“You’ll have them,” said the captain. “I’ve no doubt there will be five hundred redskins before the stockade within a day or two, and then they’ll give you sharp work. And a drifting snowstorm will be in their favor.”

“I don’t see it,” replied Griffith Hawke. “What do you mean?”

The captain shrugged his shoulders. “Nothing in particular,” he answered evasively. “By the way, Hawke, when are you to marry Miss Hatherton?”

As he spoke he jerked one arm toward the priest, who was still talking by the fire, and then gave me a swift glance of amused contempt. The factor also turned his eyes upon me, and I felt my face grow hot.

“I am to be married to-morrow,” he replied half-sadly. “At least, that is the present arrangement. But I have been thinking of late—”

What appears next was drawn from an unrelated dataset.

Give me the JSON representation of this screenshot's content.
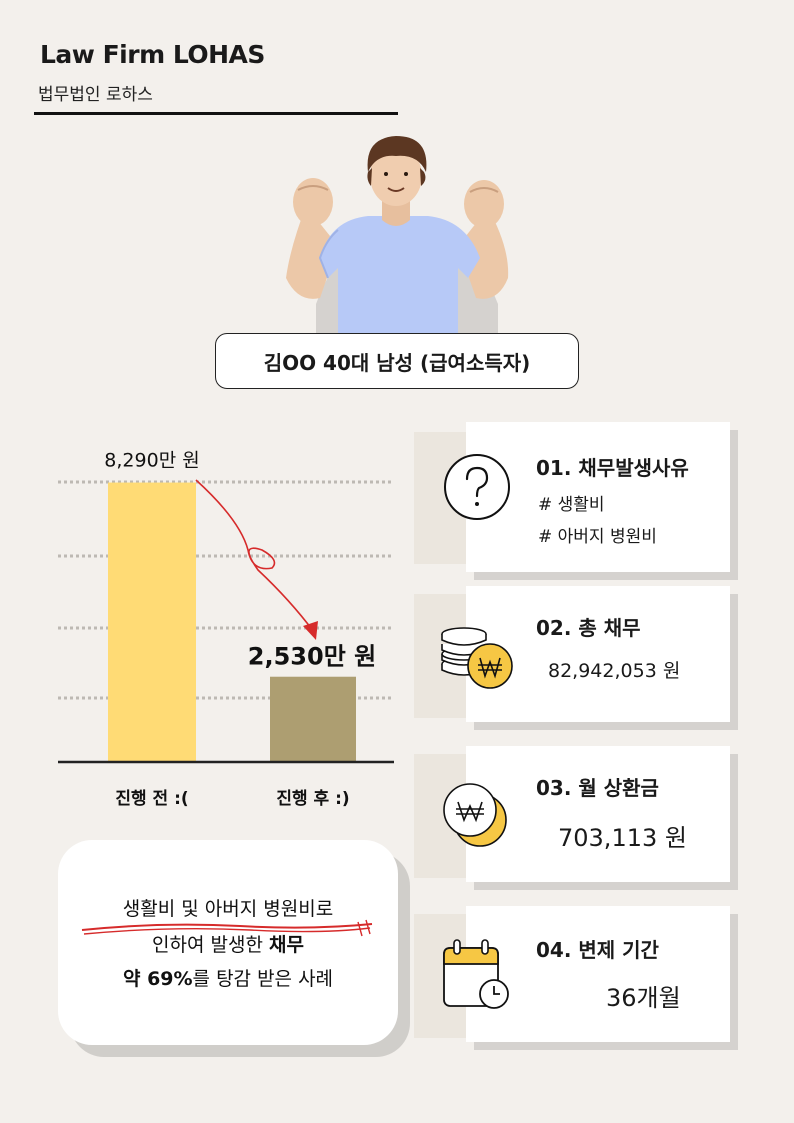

He was interrupted, to my vast relief, by the sudden opening of a door behind him. Mr. Christopher Burley entered the room, looking as if he might have just stepped from the legal chambers in Lincoln’s Inn. He had evidently made a careful toilet, his traveling costume being discarded for a suit of sober black.

He nodded severely to Captain Rudstone, who he had seen earlier in the evening, and I observed a slight confusion in the bearing of both, clearly due to the recollection of their quarrel at the Silver Lily. Then, with an affable smile, the law clerk offered me his hand.

“I am pleased to see you, Mr. Carew,” he said. “I learned from the factor that you were here. I predicted that we might meet again, if you remember.”

“I remember well,” said I. “This is a small world, after all. I take it that the quest you spoke of has brought you to the north?”

“You are right, sir,” he replied. “It has led me hundreds of miles through the wilderness, from one fort to another of the Hudson Bay territory—truly a weary round of travel.”